TOKYOApril 22 (News On Japan) – Japan’s nominal GDP is expected to reach about $4.31 trillion in 2025, according to International Monetary Fund (IMF) estimates.
India’s nominal GDP, on the other hand, is expected to rise to about $4.34 trillion next year, surpassing Japan. As a result, Japan is expected to drop to fifth position in the global GDP rankings.
Japan’s history in the global GDP rankings has been marked by remarkable growth, challenges and shifts in recent decades. After World War II, Japan experienced what is often called the “Japanese Economic Miracle.” Between the 1950s and the early 1970s, Japan underwent rapid industrialization and economic expansion, driven by high investment rates and efficient production techniques, especially in the automotive and electronics industries.
By the 1980s, Japan had become the world’s second largest economy, a position it held until 2010. This period was marked by the asset price bubble of the late 1980s, when stock and real estate prices soared, only to burst initially. from the nineties.
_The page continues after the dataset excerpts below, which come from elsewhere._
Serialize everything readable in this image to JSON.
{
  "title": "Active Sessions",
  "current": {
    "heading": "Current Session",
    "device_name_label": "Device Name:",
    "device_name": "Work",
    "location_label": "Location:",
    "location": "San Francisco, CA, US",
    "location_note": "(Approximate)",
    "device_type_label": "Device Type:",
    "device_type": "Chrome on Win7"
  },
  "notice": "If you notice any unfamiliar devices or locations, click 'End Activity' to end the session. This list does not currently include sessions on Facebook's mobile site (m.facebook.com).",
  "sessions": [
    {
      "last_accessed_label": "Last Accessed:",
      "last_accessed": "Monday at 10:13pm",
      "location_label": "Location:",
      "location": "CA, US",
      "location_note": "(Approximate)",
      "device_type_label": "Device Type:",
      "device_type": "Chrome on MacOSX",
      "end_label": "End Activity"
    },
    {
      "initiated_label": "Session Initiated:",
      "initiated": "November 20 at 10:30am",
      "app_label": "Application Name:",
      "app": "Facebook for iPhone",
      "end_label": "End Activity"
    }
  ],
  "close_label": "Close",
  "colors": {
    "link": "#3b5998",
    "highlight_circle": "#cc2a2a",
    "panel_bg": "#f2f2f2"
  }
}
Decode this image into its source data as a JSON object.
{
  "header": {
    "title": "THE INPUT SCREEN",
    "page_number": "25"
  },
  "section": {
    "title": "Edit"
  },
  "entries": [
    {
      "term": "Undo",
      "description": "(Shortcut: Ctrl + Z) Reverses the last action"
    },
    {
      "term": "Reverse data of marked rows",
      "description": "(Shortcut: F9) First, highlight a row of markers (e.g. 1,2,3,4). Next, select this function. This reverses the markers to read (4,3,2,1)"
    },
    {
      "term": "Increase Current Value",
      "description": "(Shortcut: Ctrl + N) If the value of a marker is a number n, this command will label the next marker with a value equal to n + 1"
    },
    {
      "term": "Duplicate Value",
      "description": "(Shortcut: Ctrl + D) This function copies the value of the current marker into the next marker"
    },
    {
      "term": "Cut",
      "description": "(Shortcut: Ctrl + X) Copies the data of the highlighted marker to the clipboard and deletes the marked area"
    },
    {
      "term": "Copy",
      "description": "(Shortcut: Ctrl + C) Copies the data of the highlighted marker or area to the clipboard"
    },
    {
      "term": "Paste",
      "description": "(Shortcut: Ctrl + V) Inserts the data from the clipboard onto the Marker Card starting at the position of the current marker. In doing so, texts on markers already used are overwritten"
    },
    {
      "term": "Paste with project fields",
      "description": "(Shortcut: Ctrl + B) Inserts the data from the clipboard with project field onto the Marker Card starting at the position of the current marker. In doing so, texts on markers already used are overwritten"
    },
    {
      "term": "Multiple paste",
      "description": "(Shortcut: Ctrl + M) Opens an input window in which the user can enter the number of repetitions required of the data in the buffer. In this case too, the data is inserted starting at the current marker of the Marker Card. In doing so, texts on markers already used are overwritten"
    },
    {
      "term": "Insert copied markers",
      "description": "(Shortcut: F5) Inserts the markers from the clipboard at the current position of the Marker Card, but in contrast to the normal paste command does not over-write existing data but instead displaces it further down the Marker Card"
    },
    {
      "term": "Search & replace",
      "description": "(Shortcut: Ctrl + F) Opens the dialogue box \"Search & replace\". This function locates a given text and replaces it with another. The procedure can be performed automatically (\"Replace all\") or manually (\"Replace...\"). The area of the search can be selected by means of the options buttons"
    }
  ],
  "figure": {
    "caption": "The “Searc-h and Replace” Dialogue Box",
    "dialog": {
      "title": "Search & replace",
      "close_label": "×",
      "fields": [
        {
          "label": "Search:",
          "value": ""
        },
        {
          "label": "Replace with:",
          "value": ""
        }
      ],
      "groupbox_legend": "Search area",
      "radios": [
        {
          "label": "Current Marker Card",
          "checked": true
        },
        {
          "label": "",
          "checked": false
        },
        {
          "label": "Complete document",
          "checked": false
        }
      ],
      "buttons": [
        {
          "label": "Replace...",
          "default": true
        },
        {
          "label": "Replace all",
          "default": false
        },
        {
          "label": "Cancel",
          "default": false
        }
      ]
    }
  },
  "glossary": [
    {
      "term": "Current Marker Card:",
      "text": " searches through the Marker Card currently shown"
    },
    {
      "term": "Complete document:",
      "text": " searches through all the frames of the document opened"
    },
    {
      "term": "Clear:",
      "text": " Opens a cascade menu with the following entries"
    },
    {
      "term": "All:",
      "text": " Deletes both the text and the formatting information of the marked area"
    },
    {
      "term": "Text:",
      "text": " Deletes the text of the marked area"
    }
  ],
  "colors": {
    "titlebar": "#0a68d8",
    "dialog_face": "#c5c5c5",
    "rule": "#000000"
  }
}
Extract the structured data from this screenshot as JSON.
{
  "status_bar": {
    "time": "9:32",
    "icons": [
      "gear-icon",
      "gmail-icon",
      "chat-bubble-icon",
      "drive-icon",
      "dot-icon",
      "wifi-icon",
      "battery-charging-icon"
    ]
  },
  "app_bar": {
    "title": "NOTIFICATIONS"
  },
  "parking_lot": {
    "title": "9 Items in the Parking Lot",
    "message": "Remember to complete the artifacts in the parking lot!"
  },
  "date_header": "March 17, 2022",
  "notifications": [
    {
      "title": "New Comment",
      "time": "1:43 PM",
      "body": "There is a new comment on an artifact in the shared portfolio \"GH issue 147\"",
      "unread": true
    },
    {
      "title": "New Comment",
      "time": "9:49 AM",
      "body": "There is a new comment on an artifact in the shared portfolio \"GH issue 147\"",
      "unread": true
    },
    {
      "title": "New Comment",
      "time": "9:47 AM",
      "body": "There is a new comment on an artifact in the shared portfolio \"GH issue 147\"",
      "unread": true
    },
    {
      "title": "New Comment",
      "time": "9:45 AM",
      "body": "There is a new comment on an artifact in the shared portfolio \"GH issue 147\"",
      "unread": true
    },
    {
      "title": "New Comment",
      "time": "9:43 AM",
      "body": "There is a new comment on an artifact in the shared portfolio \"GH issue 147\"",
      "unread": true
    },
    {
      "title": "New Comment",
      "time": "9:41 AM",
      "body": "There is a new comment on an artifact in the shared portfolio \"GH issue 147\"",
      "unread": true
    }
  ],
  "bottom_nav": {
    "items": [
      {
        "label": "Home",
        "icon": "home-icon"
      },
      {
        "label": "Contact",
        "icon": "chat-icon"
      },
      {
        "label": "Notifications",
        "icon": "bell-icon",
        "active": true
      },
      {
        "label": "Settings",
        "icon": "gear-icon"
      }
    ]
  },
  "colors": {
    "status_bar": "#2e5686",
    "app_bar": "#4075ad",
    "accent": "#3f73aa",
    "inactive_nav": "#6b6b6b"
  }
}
The ‘lost decade’ (or decades, as some argue) that followed was characterized by economic stagnation and deflation, which significantly slowed growth.
In 2010, China surpassed Japan to become the world’s second-largest economy after the United States, reflecting Japan’s slow growth and China’s rapid economic expansion. Since then, Japan has remained in third place globally until recent developments where the country has faced competition from emerging economies such as India, which has demonstrated robust economic growth thanks to its large population base, growing technology sector and increasing domestic consumption.